Shaping the Shapers II

Let’s think some more about the appointment of a justice for the Supreme Court.

There has been endless commentary about Judge Sotomayor’s remark about an elderly Latina woman reaching a better decision than an elderly Anglo man. The conservative viewpoint seems to be, as remarked in my previous post, that the law is the law and all one need do is read and apply it.

In that case, why do we need justices? Wouldn’t a well-programmed computer be able to search, balance out, and apply past precedents and provide a decision without all the messy uncertainty of human ratiocination?

Or, if we insist in having human beings, why would we not do as they do in many other walks of life: check for the most distinguished resumes, look for the highest marks on a standard test, and hire the winner? Why did Ronald Reagan find a woman to appoint and why did the first George Bush appoint an African American? (I know that George I said Justice Thomas was the best qualified candidate regardless of race, but did anyone believe that?)

But if life experience makes a difference–and in the real world, who doubts it–let me refer again to the impact of one’s religious affiliation. Does the way we worship affect the way we think and act? If not, why do we worship?

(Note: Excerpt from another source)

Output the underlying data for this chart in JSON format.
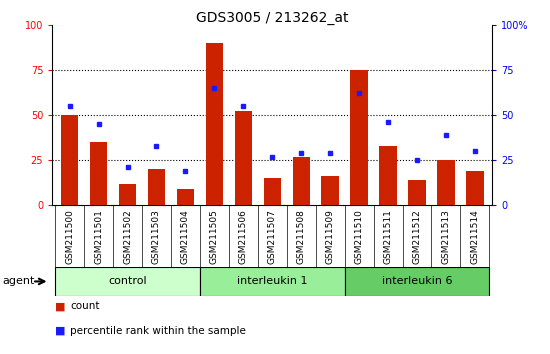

Consider, then, the impact of attending weekly or more often at services in which one human being (or,alternatively, a Book) is cited as infallible authority as opposed to the impact of services at which human ignorance and fallibility are contrasted with the Mystery beyond knowing. Shouldn’t that make a difference? And might it not be relevant to ask someone nominated to any court: “How much allowance do you think it appropriate to make for the human element in the various institutions of our society? Do you hold the Constitution or any human institution to be an infallible guide? And if not, how do you use your limited reason to apply our fallible institutions to the human situations you will consider?”